The spirit didn't respond. Just spun slowly, humming to itself. "La la la… nothing to do today…"

Reyhan sighed—metaphorically, of course. "Okay, noted. Spirits here can be unemployed too."

He floated on, passing a pair of butterfly-shaped spirits in the middle of a singing battle?

"God… this world is weird."

Then a thought struck him.

"If they can take forms like that, maybe I can too… evolve? Not just be wind, but—A SUPER HANDSOME MAN-SHAPED WIND WITH EPIC LIGHTING EFFECTS!"

He paused. "…Okay, that's too anime."

At the edge of the city, Reyhan arrived at a massive gate, guarded by a soldier who was snoring while standing. The horse beside him looked way more alert.
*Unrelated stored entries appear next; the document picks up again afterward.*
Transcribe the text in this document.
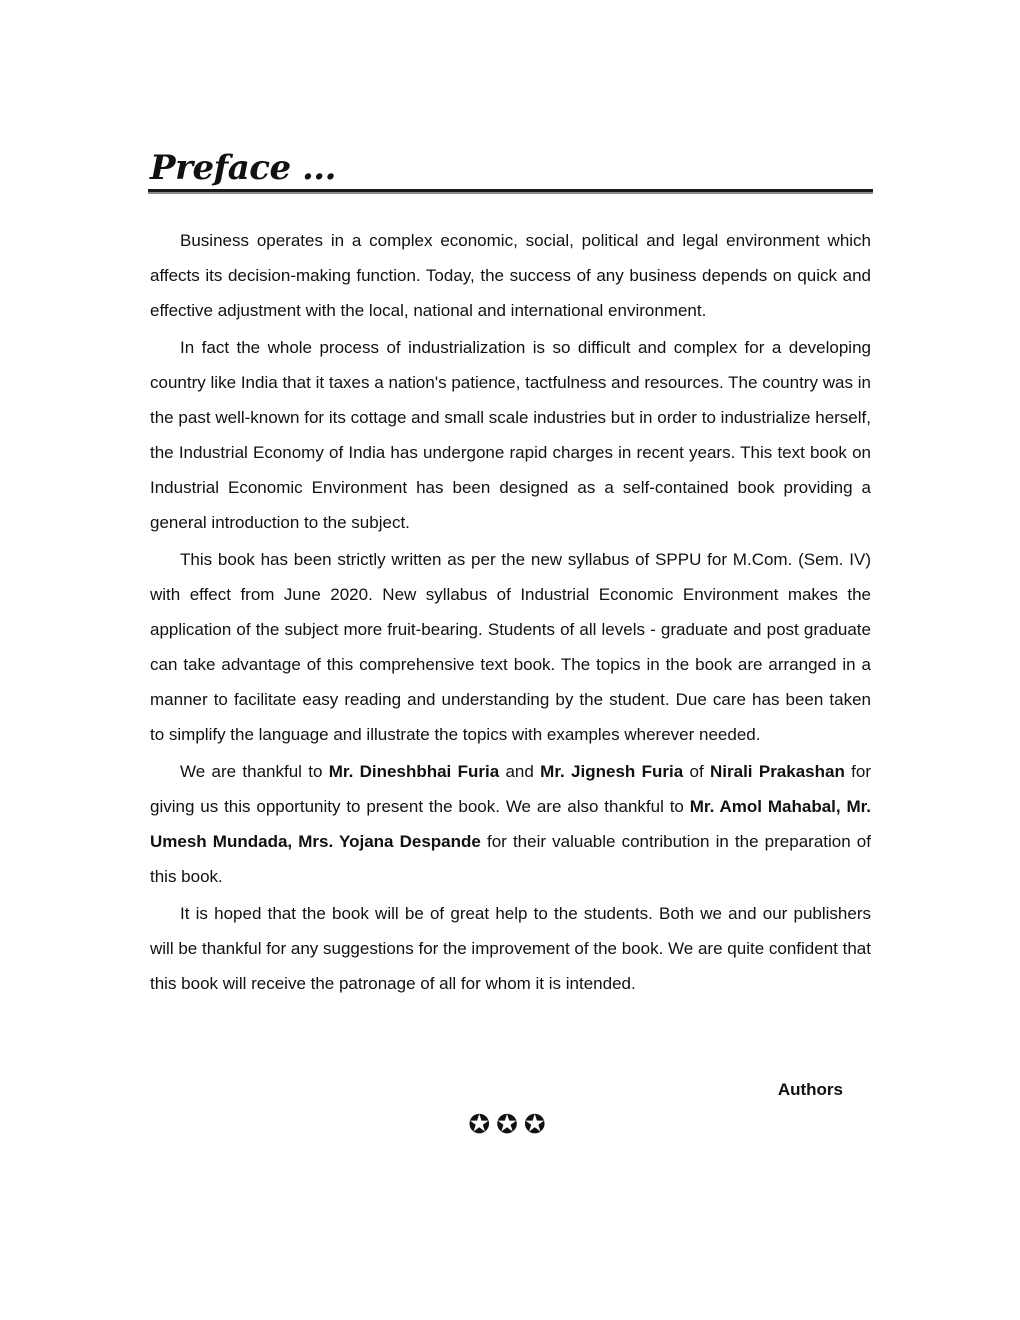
Preface ...

Business operates in a complex economic, social, political and legal environment which affects its decision-making function. Today, the success of any business depends on quick and effective adjustment with the local, national and international environment.

In fact the whole process of industrialization is so difficult and complex for a developing country like India that it taxes a nation's patience, tactfulness and resources. The country was in the past well-known for its cottage and small scale industries but in order to industrialize herself, the Industrial Economy of India has undergone rapid charges in recent years. This text book on Industrial Economic Environment has been designed as a self-contained book providing a general introduction to the subject.

This book has been strictly written as per the new syllabus of SPPU for M.Com. (Sem. IV) with effect from June 2020. New syllabus of Industrial Economic Environment makes the application of the subject more fruit-bearing. Students of all levels - graduate and post graduate can take advantage of this comprehensive text book. The topics in the book are arranged in a manner to facilitate easy reading and understanding by the student. Due care has been taken to simplify the language and illustrate the topics with examples wherever needed.

We are thankful to Mr. Dineshbhai Furia and Mr. Jignesh Furia of Nirali Prakashan for giving us this opportunity to present the book. We are also thankful to Mr. Amol Mahabal, Mr. Umesh Mundada, Mrs. Yojana Despande for their valuable contribution in the preparation of this book.

It is hoped that the book will be of great help to the students. Both we and our publishers will be thankful for any suggestions for the improvement of the book. We are quite confident that this book will receive the patronage of all for whom it is intended.

Authors
✪✪✪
Reyhan looked up at the sky. White clouds floated lazily. Birds flew freely. And above all that… stretched an endless blue sky.

"If I could reach up there… maybe I'd see more. Maybe the answer's up there."

Reyhan tried to 'move' upward, soaring quickly. But after a few minutes...

"Man… this is taking forever. I guess even wind has a speed limit."

He stopped and thought for a moment.

"Wait a sec… wind's everywhere, right? It's in the mountains, the ocean, even under your shirt when you ride a motorcycle."

He chuckled. "Logically, if I am wind… I shouldn't need to 'move' to get somewhere. I should just… connect to the consciousness of the wind at the destination."

He tried to focus. Think of the sky. Think of the air above the clouds. Think of… birds. But not a specific bird—that just messed it up.

And then—whoosh—in an instant, his view shifted.

Sky. Pure sky. The sun was so close it felt like he could touch it. The clouds clumped together like soap bubbles in a five-star hotel bathtub—something Reyhan had only ever seen in commercials.

"HELL YEAH, IT WORKED!"

His voice echoed through the entire troposphere.

A crow that had been flying leisurely nearby swerved sharply, nearly crashing into a cloud.

"Sorry, bro. Just testing a new feature."